Eduardo Perreira de Menezes a vu Carlos grandir au fil des années. © Sportfot

Une chose est sûre, Eduardo Menezes ne manque pas de louer les qualités de son élève. Décrivant une “grande facilité à se concentrer”, le Brésilien salue l’écoute et l’attention que Carlos porte à ses conseils. Surtout, le binôme a désormais développé une relation basée sur l’échange et le partage. “Aujourd’hui, comme il fait de la compétition au même niveau que moi, nous avons davantage des conversations, où nous arrivons à un accord. Ensuite, il est très doué pour suivre les plans que nous mettons en place. On peut vraiment compter sur lui”, poursuit Eduardo Menezes. Comme son élève, le Brésilien dépasse le mètre 90. Une particularité physique qui astreint les deux athlètes à encore plus de discipline et de travail, notamment pour gérer leur équilibre. “Il travaille régulièrement avec un entraîneur pour être prêt physiquement et un préparateur mental.

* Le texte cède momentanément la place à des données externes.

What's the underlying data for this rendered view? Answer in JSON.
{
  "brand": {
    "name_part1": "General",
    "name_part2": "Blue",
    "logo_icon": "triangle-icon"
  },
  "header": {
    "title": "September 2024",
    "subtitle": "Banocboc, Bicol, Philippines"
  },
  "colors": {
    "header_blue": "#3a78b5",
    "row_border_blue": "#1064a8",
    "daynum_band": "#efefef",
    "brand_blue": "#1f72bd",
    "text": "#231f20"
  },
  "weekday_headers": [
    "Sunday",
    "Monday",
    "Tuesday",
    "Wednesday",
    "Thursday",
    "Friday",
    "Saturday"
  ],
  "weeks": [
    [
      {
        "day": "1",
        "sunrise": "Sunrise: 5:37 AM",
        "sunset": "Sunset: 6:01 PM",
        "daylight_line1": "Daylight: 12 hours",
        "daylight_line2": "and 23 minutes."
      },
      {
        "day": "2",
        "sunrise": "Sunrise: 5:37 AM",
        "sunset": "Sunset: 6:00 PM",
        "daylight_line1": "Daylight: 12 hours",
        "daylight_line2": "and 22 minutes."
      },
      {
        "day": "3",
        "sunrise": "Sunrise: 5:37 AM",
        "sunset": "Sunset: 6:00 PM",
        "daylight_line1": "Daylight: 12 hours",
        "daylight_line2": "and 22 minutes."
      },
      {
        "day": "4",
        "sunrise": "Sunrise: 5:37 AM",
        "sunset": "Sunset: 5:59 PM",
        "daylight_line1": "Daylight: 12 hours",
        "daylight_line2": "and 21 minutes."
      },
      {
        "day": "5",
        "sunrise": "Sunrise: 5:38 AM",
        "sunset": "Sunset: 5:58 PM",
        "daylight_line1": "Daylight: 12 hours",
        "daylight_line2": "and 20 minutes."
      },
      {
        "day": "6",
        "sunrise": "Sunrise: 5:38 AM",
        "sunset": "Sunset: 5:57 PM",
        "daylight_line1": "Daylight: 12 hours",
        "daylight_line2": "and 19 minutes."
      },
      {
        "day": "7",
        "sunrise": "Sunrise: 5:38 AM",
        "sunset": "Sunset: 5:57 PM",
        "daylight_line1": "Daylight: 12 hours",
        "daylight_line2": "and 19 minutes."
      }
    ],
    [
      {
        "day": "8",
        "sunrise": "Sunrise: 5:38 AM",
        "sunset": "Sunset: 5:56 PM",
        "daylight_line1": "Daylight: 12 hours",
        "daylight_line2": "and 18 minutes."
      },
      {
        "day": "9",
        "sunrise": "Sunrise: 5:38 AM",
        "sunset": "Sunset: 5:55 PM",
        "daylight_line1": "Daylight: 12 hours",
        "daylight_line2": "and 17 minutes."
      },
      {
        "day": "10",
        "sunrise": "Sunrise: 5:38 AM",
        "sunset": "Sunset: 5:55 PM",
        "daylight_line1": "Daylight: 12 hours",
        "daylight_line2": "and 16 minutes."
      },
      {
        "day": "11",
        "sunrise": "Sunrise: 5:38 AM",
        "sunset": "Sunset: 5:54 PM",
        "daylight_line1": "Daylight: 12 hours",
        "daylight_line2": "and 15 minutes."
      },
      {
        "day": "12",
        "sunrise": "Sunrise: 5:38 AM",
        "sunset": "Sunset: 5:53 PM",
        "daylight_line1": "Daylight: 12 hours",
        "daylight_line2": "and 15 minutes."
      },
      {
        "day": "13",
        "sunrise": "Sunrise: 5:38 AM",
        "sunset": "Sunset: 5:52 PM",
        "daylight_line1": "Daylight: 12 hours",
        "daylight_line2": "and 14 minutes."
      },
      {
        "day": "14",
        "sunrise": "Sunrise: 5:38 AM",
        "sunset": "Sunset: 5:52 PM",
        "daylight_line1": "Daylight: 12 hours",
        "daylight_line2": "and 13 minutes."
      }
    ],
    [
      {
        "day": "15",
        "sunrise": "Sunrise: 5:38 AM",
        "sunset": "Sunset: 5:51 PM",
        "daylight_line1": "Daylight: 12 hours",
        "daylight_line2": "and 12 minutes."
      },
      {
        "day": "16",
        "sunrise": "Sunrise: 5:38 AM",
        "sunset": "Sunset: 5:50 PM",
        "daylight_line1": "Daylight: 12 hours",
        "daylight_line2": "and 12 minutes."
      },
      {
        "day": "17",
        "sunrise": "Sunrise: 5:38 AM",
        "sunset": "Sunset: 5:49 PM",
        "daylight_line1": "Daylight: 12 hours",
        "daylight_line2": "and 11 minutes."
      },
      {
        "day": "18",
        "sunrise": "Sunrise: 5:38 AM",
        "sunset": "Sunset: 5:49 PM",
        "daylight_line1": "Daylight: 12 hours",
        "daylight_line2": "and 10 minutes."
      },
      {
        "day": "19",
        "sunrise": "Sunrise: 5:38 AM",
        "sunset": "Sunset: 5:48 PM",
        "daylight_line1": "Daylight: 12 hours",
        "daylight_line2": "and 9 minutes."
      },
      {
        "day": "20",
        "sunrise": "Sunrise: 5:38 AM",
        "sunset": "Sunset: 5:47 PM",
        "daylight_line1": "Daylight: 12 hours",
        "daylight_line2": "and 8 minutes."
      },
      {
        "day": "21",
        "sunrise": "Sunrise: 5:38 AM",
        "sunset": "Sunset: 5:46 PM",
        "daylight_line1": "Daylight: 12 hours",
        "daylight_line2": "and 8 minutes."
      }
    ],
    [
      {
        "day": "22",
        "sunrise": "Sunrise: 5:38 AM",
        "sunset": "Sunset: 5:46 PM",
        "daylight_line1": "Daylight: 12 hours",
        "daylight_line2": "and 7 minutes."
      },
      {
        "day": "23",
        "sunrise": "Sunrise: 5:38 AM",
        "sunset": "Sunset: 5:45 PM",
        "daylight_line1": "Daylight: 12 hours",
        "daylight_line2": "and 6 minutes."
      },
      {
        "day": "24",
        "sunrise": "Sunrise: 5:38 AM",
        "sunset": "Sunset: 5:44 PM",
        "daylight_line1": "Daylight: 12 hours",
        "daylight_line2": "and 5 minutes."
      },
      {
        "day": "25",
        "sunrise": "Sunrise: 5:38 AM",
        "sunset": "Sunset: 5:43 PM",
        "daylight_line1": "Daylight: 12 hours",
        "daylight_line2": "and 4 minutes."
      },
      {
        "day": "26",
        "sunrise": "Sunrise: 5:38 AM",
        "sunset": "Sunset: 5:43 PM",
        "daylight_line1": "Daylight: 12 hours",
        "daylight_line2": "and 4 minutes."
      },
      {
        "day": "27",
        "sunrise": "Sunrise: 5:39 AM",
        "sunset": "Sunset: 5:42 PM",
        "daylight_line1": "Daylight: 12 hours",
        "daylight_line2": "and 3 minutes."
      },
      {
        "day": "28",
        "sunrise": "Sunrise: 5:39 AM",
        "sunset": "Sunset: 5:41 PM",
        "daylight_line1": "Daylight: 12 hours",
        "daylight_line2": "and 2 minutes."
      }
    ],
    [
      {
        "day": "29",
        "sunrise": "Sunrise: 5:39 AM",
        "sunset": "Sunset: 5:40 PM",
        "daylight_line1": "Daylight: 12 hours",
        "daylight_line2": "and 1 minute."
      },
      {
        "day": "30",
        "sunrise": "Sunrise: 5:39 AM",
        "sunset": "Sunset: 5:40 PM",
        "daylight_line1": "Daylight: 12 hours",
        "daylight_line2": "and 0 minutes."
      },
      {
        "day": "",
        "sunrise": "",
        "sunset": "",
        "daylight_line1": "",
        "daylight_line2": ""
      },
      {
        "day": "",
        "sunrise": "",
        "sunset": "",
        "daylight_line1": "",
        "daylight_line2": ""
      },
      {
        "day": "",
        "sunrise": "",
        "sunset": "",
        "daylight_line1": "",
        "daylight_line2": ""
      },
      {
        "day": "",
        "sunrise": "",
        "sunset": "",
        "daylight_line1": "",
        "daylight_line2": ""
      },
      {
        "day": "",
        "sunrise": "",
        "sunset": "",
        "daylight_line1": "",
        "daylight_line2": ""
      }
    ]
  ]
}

Carlos a beaucoup de talent et de qualités. Je pense que rien ne peut le freiner s’il travaille pour arriver où il veut”, assure sans détour l’expérimenté Auriverde.

Un rêve olympique

En plus de ses montures expérimentées, Carlos s’efforce de préparer l’avenir. Conscient de l’importance de former les jeunes chevaux, le cavalier peut compter sur Pedro de Andrade Costa, un cavalier brésilien, pour l’épauler dans cette tâche ô combien fondamentale. "Normalement, nous laissons nos jeunes chevaux en Europe car les opportunités pour les former sont meilleures là-bas. Pedro fait un super travail avec eux. Lorsqu’ils ont sept ou huit ans, ils nous rejoignent à Wellington afin que je commence à les monter. Nous en avons plusieurs qui sont très talentueux et qui, je pense, pourront atteindre le haut niveau. Mais avec les chevaux, on ne sait jamais, il y a toujours des risques. Nous faisons de notre mieux pour leur donner les meilleures chances possibles”, souligne le Mexicain. “Je pense que faire évoluer des jeunes chevaux est une part importante de notre équitation. Développer une relation avec eux et les amener soi-même vers le haut niveau est très satisfaisant. Je suis un grand fan de cela.”

 

Carlos et H5 Chaccophanie. © Sportfot

Avant de voir ses montures en formation atteindre le sommet de leur sport, Carlos va se concentrer sur Turbo et Kastelle Memo, ses deux cartes principales pour espérer entrer dans les plans de Mark Laskin, nouveau sélectionneur pour le collectif mexicain, en vue des Mondiaux de Herning. “Je ne connaissais pas très bien Mark avant, mais nous avons fait connaissance ces dernières semaines. Jusqu’à maintenant, j’ai une très bonne impression. Il a obtenu de très bons résultats avec le Canada et remporté plein de Coupes des nations. J’espère qu’il en sera de même avec nous. Il est très impliqué dans son travail et veut bien faire pour le Mexique”, commente le cavalier. Ces dernières années, la nation s’est particulièrement développée, avec l’émergence de nombreux athlètes de bon niveau, mais aussi l’organisation de nouvelles compétitions de niveau 5*. Une bonne nouvelle pour la nation. “Notre équipe a beaucoup évolué ces dernières années”, confirme-t-il. “Nous avons beaucoup de cavaliers amateurs au Mexique, mais ils ont vraiment franchi un nouveau niveau. Je crois que nous sommes devenus une équipe qui peut être compétitive. Nous avons d’ailleurs déjà remporté la Coupe des nations de Dublin. Lorsque je suis parti du Mexique, à l’âge de dix ans, il n’y avait aucun Grand Prix 4 ou 5*. C’est impressionnant de revenir dix ans plus tard. Nous avons d’incroyables concours sur herbe et le niveau augmente. Les événements organisés à Monterrey et La Silla l’an dernier étaient vraiment équivalents à ce que l’on trouve en Europe. C’est bien de voir cela dans son pays de naissance et d’avoir des opportunités de sauter à haut niveau.” 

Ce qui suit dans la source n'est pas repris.